One hundred consecutive patents underwent laparoscopic repair of their ventral and incisional hernias over a 27-month period. Composix mesh and Composix E/X mesh (Davol Inc., Cranston, RI) were utilized for the repairs. Transfixion sutures were not used.
All repairs were completed laparoscopically. No conversions to open techniques were necessary. No postoperative infections have been observed. One recurrent hernia was identified and subsequently repaired with the same technique.
LIVH can be accomplished with a dramatic reduction in recurrence rates and morbidity. The technique for this repair is still in a state of evolution. The construction and handling characteristics of this particular type of mesh have allowed us to eliminate transfixion sutures and to simplify the repair technique while maintaining a very low recurrence rate.
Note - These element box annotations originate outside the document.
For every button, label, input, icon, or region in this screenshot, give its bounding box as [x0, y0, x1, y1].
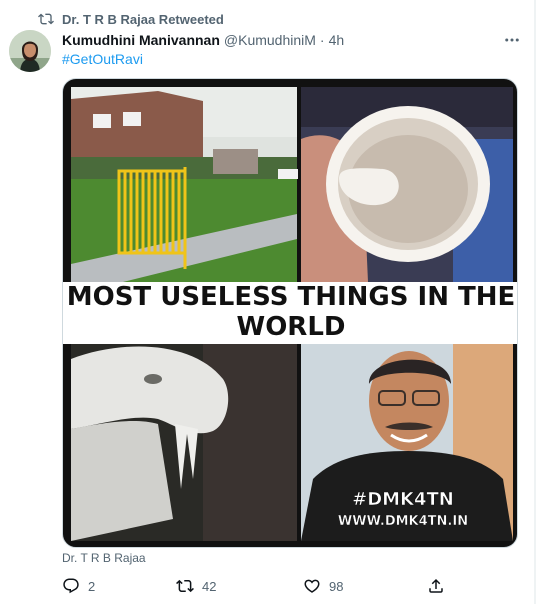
like-button[interactable]: 98	[303, 576, 343, 596]
man-photo	[301, 344, 513, 541]
share-icon	[429, 578, 443, 593]
caption-line-2: WORLD	[237, 312, 346, 342]
separator-dot: ·	[319, 32, 325, 48]
caption-line-1: MOST USELESS THINGS IN THE	[67, 282, 516, 312]
heart-icon	[304, 579, 320, 593]
tweet-timestamp[interactable]: 4h	[329, 32, 345, 48]
watermark-tag: #DMK4TN	[352, 489, 454, 510]
tweet-header: Kumudhini Manivannan @KumudhiniM · 4h	[62, 31, 522, 49]
avatar-image	[9, 30, 51, 72]
author-name[interactable]: Kumudhini Manivannan	[62, 32, 220, 48]
reply-icon	[63, 578, 79, 594]
reply-button[interactable]: 2	[62, 576, 95, 596]
retweet-icon	[176, 579, 194, 593]
author-handle[interactable]: @KumudhiniM	[224, 32, 316, 48]
meme-image: MOST USELESS THINGS IN THE WORLD #DMK4TN…	[63, 87, 517, 541]
tweet-media[interactable]: MOST USELESS THINGS IN THE WORLD #DMK4TN…	[62, 78, 518, 548]
like-count: 98	[329, 578, 344, 594]
more-icon	[505, 38, 519, 42]
reply-count: 2	[88, 578, 96, 594]
retweet-icon	[38, 13, 54, 25]
goat-photo	[71, 344, 297, 541]
footer-attribution[interactable]: Dr. T R B Rajaa	[62, 551, 146, 565]
retweet-button[interactable]: 42	[176, 576, 216, 596]
avatar[interactable]	[9, 30, 51, 72]
tweet-actions: 2 42 98	[62, 576, 462, 596]
gate-photo	[71, 87, 298, 282]
retweet-context-label: Dr. T R B Rajaa Retweeted	[62, 11, 224, 27]
social-context[interactable]: Dr. T R B Rajaa Retweeted	[38, 10, 224, 28]
cup-photo	[301, 87, 513, 282]
more-button[interactable]	[502, 30, 522, 50]
watermark-url: WWW.DMK4TN.IN	[338, 514, 468, 529]
retweet-count: 42	[202, 578, 217, 594]
hashtag-link[interactable]: #GetOutRavi	[62, 51, 143, 67]
share-button[interactable]	[427, 576, 445, 596]
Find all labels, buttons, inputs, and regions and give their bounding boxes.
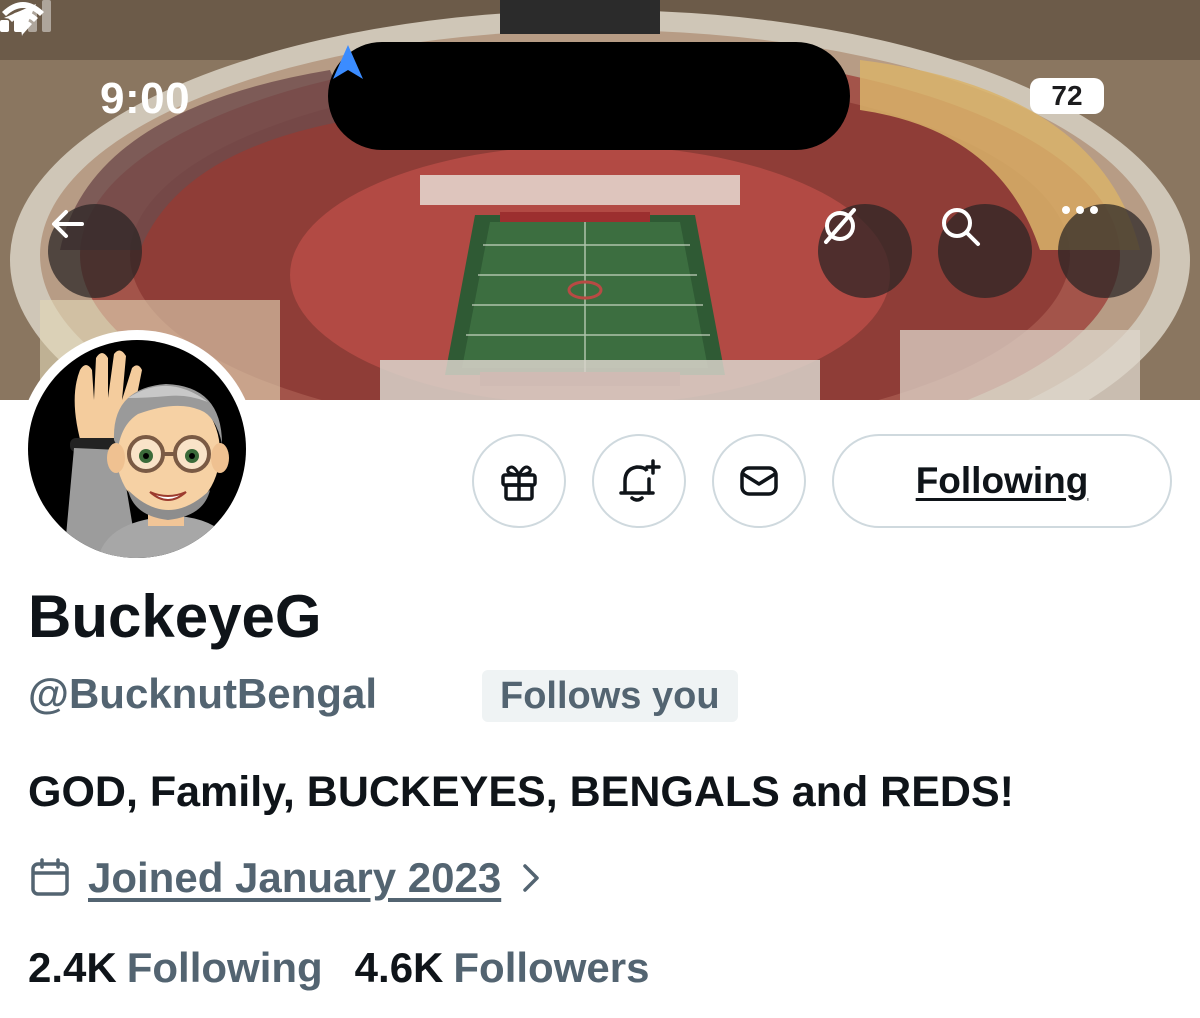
more-icon	[1062, 206, 1098, 214]
display-name: BuckeyeG	[28, 583, 322, 650]
calendar-icon	[31, 858, 69, 896]
joined-date-row[interactable]: Joined January 2023	[28, 850, 543, 906]
status-time: 9:00	[100, 74, 191, 123]
followers-stat[interactable]: 4.6K Followers	[355, 944, 650, 992]
following-stat[interactable]: 2.4K Following	[28, 944, 323, 992]
grok-button[interactable]	[818, 204, 912, 298]
message-button[interactable]	[712, 434, 806, 528]
followers-count: 4.6K	[354, 944, 444, 991]
grok-icon	[824, 208, 856, 244]
gift-icon	[501, 465, 537, 501]
search-icon	[942, 208, 980, 246]
profile-avatar[interactable]	[18, 330, 256, 568]
back-button[interactable]	[48, 204, 142, 298]
gift-button[interactable]	[472, 434, 566, 528]
user-handle: @BucknutBengal	[28, 670, 377, 717]
back-arrow-icon	[52, 210, 84, 238]
memoji-avatar-image	[28, 340, 246, 558]
following-button[interactable]: Following	[832, 434, 1172, 528]
chevron-right-icon	[523, 864, 539, 892]
more-button[interactable]	[1058, 204, 1152, 298]
mail-icon	[740, 466, 778, 496]
joined-date-link[interactable]: Joined January 2023	[88, 854, 501, 902]
following-count: 2.4K	[28, 944, 117, 991]
battery-indicator: 72	[1030, 78, 1104, 114]
following-label: Following	[126, 944, 323, 991]
navigation-arrow-icon	[333, 45, 363, 79]
search-button[interactable]	[938, 204, 1032, 298]
follow-stats: 2.4K Following 4.6K Followers	[28, 944, 649, 992]
dynamic-island[interactable]	[328, 42, 850, 150]
wifi-icon	[2, 2, 44, 34]
follows-you-badge: Follows you	[482, 670, 738, 722]
profile-bio: GOD, Family, BUCKEYES, BENGALS and REDS!	[28, 768, 1014, 816]
notify-button[interactable]	[592, 434, 686, 528]
bell-plus-icon	[619, 459, 661, 502]
followers-label: Followers	[453, 944, 650, 991]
由于高复发率和发病率,开放性切口疝和腹疝修补术的当代疗效并不理想。腹腔镜下腹疝和切口疝修补术(LIVH)可以以一种简单、可重复的方式完成,同时显著降低复发率和发病率。
在27个月的时间里,连续100例患者接受了腹腔镜下腹疝和切口疝修补术。使用Composix补片和Composix E/X补片(Davol公司,罗德岛州克兰斯顿)进行修补。未使用贯穿缝扎缝线。
所有修补均通过腹腔镜完成。无需转为开放手术。未观察到术后感染。发现1例复发性疝,随后采用相同技术进行修补。
LIVH可以显著降低复发率和发病率。这种修补技术仍在不断发展。这种特殊类型补片的结构和操作特性使我们能够省去贯穿缝扎缝线,简化修补技术,同时保持极低的复发率。